En 2024, un Français retire en moyenne 55 euros par mois au distributeur, mais dépense des centaines d'euros par carte bancaire. En clair, les espèces suffisent pour un café ou une baguette, mais pour remplir le caddie, acheter un nouvel équipement ou réserver des vacances, les paiements dématérialisés prennent le relais.

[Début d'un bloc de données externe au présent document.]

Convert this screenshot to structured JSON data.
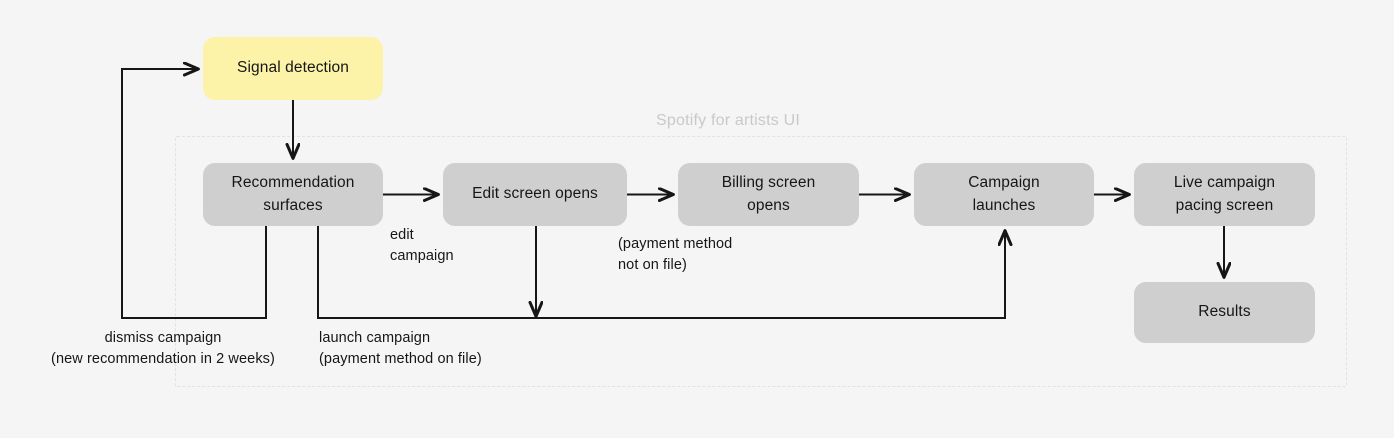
{
  "diagram": {
    "title_label": "Spotify for artists UI",
    "background_color": "#f5f5f5",
    "node_fill_gray": "#cfcfcf",
    "node_fill_yellow": "#fcf2a8",
    "edge_color": "#161616",
    "group_border_color": "#e2e2e2",
    "nodes": [
      {
        "id": "signal-detection",
        "label": "Signal detection",
        "style": "yellow"
      },
      {
        "id": "recommendation-surfaces",
        "label": "Recommendation\nsurfaces",
        "style": "gray"
      },
      {
        "id": "edit-screen-opens",
        "label": "Edit screen opens",
        "style": "gray"
      },
      {
        "id": "billing-screen-opens",
        "label": "Billing screen\nopens",
        "style": "gray"
      },
      {
        "id": "campaign-launches",
        "label": "Campaign\nlaunches",
        "style": "gray"
      },
      {
        "id": "live-campaign-pacing-screen",
        "label": "Live campaign\npacing screen",
        "style": "gray"
      },
      {
        "id": "results",
        "label": "Results",
        "style": "gray"
      }
    ],
    "edge_labels": [
      {
        "id": "edit-campaign",
        "text": "edit\ncampaign"
      },
      {
        "id": "payment-method-not-on-file",
        "text": "(payment method\nnot on file)"
      },
      {
        "id": "dismiss-campaign",
        "text": "dismiss campaign\n(new recommendation in 2 weeks)"
      },
      {
        "id": "launch-campaign",
        "text": "launch campaign\n(payment method on file)"
      }
    ]
  }
}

Un décalage qui en dit long sur les transformations de nos habitudes, portées par un besoin de simplicité et de sécurité. Moins de billets dans le portefeuille, c’est moins de stress en cas de perte ou de vol. A contrario, la CB et les solutions de paiement numériques (Google Pay, Apple Pay, etc.) simplifient grandement les transactions du quotidien : plus besoin de courir après les pièces.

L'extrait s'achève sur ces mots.